Voltei 30 minutos depois. E aí, como ele não atendeu meu chamado, fui apalpá-lo e ele já estava com frio. E então descobri que ele havia morrido. Foi um susto enorme, porque, apesar de sermos médicos, eu não estava preparado psicologicamente. Então descobri sua morte.
Não sabemos o que é [que provocou a morte]. A imprensa dizia que foi um ataque cardíaco. Não sabemos o que é. Ele não tinha sinais de quem teve um ataque cardíaco. Até porque ele era cardiologista e, se tivesse sentido alguma dor, qualquer coisa, ele teria me ligado. Eu estava acordado, ele sabia que eu estava ao lado.

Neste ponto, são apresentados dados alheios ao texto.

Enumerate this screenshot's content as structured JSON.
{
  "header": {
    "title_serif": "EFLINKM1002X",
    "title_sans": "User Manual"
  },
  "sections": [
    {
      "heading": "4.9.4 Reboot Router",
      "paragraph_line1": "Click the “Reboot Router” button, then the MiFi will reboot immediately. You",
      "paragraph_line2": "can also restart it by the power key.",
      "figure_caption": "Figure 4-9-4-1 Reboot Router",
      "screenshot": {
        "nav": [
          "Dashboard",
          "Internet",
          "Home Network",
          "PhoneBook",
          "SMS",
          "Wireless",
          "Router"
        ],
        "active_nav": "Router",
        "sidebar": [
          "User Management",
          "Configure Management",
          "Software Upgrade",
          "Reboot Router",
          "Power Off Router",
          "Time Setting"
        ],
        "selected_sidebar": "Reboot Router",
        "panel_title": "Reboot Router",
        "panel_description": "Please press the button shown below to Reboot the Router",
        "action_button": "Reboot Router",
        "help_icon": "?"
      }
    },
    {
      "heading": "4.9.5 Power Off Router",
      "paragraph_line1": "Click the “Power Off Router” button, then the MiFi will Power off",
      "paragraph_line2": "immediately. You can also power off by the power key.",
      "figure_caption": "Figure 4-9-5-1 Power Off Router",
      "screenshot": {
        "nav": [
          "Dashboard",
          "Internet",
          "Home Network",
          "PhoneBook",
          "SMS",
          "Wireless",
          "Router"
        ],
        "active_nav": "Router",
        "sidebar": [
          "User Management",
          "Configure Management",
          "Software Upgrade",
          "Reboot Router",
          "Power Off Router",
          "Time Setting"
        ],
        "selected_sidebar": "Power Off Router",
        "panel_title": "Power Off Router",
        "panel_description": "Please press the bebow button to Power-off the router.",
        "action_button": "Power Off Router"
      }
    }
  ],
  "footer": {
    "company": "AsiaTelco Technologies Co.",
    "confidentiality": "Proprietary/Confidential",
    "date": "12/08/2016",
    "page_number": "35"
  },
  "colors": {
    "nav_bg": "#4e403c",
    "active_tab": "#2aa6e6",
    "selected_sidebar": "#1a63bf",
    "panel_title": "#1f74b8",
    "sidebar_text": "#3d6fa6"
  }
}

Ele morreu abruptamente, uma morte imediata que não sabemos o que é. Podem ser várias possibilidades: um acidente vascular cerebral, uma embolia, uma série de problemas que até agora não sabemos o que são.
O corpo dele está no IML. Deve chegar hoje, durante o dia ou no final da tarde. Ontem passamos o dia inteiro tentando trazer o corpo dele de volta, porque ele não é fácil. Não há aeronaves, nem lugar para pousar. Há poucos assentos disponíveis e você não pode entrar em nenhum avião. Ele tem que vir em um avião que possa trazer sua urna.
Então é isso. Traz, ao mesmo tempo, a felicidade de ter morrido fazendo o que queria: ajudar os outros, que era a mensagem de Cristo, que é levar pão a quem tem fome, levar conforto a quem se sente incomodado. E isso ele estava fazendo. Foi a morte como herói, cumprindo a palavra de Deus. Isso faz muita diferença e conforto para nossas vidas.”